The strength of the Stallions’ bowling attack might depend on Jessy Singh’s availability, who was the most effective bowler for the team when he was available. Even without Singh, they have a fairly deep group: Stephen Wiig (26) and Justin Dill (20) are the primary wicket takers, though they come at a slightly expensive run rate, and Sachin Mylavarapu restricts opponent’s totals by over half a run per over. Without Singh, it’ll probably be Dill and Mylavarapu opening the bowling for the Stallions.
The Titans are led by top-line all-rounders Christopher Barnwell and Trevon Griffith. Along with Hammad Azam of the Golden State Grizzlies, Barnwell and Griffith are two of the three players in the league to add at least 100 runs with the bat and subtract 35 runs with the ball.
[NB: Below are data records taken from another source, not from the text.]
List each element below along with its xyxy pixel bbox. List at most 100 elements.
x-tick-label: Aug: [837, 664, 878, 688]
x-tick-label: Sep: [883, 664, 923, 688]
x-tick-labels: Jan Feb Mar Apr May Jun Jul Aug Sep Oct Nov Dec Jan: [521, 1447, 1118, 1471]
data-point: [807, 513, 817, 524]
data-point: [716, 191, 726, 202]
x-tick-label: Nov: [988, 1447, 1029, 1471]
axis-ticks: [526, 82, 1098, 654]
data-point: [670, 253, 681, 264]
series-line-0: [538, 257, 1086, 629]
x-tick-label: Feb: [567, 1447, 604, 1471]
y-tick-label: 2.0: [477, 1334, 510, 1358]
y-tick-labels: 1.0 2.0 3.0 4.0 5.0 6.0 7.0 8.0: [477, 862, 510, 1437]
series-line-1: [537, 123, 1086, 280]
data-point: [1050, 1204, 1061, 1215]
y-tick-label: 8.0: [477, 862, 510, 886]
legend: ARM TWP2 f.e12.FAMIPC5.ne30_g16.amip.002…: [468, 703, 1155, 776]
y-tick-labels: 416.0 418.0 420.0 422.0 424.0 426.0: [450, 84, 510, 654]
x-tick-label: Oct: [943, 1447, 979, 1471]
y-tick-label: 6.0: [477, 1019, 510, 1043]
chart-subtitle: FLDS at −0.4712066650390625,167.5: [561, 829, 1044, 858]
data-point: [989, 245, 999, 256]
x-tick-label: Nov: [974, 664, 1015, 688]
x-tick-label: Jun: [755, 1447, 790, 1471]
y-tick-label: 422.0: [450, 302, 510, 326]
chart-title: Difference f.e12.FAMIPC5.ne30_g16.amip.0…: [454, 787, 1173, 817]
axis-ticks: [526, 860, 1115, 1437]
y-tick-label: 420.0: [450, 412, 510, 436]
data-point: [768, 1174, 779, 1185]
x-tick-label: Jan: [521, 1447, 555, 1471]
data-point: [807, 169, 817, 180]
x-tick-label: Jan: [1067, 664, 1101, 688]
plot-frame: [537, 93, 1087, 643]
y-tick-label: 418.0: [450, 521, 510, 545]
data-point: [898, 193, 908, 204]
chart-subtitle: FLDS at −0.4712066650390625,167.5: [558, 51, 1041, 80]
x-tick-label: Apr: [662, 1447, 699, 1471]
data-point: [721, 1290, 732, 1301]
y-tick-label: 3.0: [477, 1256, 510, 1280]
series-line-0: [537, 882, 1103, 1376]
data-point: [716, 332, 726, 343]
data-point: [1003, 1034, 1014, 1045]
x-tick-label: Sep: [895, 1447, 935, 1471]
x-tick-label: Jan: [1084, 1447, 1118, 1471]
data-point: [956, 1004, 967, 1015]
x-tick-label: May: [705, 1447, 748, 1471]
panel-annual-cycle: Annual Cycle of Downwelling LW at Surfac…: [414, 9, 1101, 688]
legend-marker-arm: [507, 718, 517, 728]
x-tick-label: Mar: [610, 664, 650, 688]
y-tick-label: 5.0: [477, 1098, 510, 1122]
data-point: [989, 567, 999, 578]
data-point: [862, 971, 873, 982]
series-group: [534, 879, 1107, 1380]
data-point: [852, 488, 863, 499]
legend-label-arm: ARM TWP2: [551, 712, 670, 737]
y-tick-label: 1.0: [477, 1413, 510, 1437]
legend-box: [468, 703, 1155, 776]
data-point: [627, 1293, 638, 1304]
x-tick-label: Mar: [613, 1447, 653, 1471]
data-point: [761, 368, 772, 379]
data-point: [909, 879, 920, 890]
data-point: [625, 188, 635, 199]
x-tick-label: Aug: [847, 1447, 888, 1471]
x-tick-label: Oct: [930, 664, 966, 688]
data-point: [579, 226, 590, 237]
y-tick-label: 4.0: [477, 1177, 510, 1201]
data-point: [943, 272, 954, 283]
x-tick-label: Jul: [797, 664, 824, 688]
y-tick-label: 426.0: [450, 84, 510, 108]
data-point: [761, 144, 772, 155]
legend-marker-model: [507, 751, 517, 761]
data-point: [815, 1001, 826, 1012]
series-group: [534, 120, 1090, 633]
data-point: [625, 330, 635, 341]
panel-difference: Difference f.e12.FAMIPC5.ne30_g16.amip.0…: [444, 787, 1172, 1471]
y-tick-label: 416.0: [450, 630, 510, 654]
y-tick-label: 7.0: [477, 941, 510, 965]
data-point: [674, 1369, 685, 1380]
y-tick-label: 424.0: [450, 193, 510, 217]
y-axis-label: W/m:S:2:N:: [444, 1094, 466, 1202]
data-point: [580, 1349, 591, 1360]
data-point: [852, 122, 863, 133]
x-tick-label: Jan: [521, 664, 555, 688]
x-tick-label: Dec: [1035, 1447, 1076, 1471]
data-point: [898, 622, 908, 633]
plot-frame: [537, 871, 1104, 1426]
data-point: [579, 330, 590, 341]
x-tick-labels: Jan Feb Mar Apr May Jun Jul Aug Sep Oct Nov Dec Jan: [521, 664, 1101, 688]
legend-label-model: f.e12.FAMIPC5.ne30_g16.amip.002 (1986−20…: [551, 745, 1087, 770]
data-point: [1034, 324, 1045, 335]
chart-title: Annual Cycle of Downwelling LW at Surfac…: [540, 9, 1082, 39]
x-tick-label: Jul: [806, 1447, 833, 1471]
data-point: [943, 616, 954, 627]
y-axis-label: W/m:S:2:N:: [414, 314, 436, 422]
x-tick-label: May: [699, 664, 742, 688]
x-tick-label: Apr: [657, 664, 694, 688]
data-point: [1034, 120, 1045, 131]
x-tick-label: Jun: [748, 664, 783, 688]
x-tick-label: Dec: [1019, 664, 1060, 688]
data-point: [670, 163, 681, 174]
Bhaskar Yadram adds some firepower with the bat, with 359 runs at a strike rate of 142.
With the ball, the Titans feature four elite bowlers. Barnwell, Griffith, Trinson Carmichael and Damion Jacobs each restrict opponents by over a run per over, offering incredible quality depth in the bowling attack. Among bowlers with 40+ overs, Trinson Carmichael is #4 in all Minor League Cricket with a bowling impact of -2.02 runs per over. Thirty of Carmichael’s 47 overs have come in the powerplay, so he will open the bowling with spin, probably alongside Trevon Griffith or Bhaskar Yadram, who each offer medium pace.
The model pegs the Eastern Conference Final to be basically a toss-up, with the Titans as just very slight favorites. In the regular season, the Stallions were able to defend somewhat light totals in each match-up. We’ll find out this weekend if it’ll be “third time’s the charm” for the Titans. Happy watching!